NHR PerfLab Seminar Talk: A Modular Precision Ecosystem Based on a Memory Accessor
The NHR PerfLab is pleased to host an online seminar talk by Hartwig Anzt (Karlsruhe Institute of Technology):
Title: Pushing the Roofline: A Modular Precision Ecosystem Based on a Memory Accessor
Abstract:
The roofline model not only provides a powerful tool for predicting the performance an application will exhibit and quantifying its efficiency within the hardware-specific limits, but it also allows for a descriptive presentation of how the increasing machine balance is a threatening trend to applications with constant arithmetic intensity: From the roofline model, we can easily deduce that the trend of the compute performance growing faster than the memory bandwidth will push more and more algorithms into the communication bound regime, and it will become increasingly difficult to translate the increased computational power of new supercomputers into application speedup. In this work, we present the strategy of breaking up the tight coupling between the precision format used for arithmetic operations and the precision format used for memory operations. On a high level, this idea is equivalent to compressing the data in registers before invoking memory operations. While the practical use requires algorithms to acknowledge the numerical effects coming with lossy compression, we show that a “memory accessor” able to hide the data compression behind the memory access can virtually push the bandwidth-induced roofline and enable applications capable of handling the numerical effects to achieve higher compute performance. We demonstrate the performance advantages by implementing a memory accessor based on modern C++ and generating experimental rooflines for AMD and NVIDIA GPUs. We also present that the memory accessor can bring practical benefits by demonstrating how it reduces the execution time of preconditioned Krylov solvers.
Date and time: Tuesday, May 18, 2021, 2 p.m. – 3 p.m.

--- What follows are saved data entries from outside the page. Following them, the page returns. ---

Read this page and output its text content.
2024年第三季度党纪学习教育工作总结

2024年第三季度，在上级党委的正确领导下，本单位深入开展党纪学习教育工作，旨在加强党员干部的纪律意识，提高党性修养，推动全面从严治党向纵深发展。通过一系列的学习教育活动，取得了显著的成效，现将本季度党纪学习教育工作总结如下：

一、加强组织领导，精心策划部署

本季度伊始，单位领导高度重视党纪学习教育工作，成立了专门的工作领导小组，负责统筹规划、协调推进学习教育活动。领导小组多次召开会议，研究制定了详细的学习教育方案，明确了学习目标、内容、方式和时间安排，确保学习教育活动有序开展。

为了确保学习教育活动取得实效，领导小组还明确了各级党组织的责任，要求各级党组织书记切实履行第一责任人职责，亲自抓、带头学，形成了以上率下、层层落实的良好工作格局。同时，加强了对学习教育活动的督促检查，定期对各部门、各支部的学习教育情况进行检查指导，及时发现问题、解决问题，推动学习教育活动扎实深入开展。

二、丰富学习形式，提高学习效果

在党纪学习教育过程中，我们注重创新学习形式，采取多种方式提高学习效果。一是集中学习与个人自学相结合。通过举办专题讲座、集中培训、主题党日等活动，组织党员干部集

Slides: MixedPrecisionTalk.pdf
Short bio:
Dr. Hartwig Anzt is a Helmholtz-Young-Investigator Group leader at the Steinbuch Centre for Computing at the Karlsruhe Institute of Technology (KIT). He obtained his PhD in Mathematics at the Karlsruhe Institute of Technology. Afterwards, he joined Jack Dongarra’s Innovative Computing Lab at the University of Tennessee in 2013 until he started his own research group in 2017. He still contributed to the Innovative Computing Lab as a Research Consultant. Hartwig Anzt has a strong background in numerical mathematics, specializes in iterative methods and preconditioning techniques for the next generation hardware architectures. His Helmholtz group on Fixed-point methods for numerics at Exascale (FiNE) is granted funding until 2022. Hartwig Anzt has a long track record of high-quality software development. He is author of the MAGMA-sparse open source software package and managing lead of the Ginkgo numerical linear algebra library. Hartwig Anzt is a co-PI of the PEEKS project and the xSDK project inside the software technology effort of the US Exascale Computing Project (ECP). He is also the technical PI of the multiprecision effort in the xSDK project, a coordinated effort aiming at integrating low-precision functionality into high-accuracy simulation codes.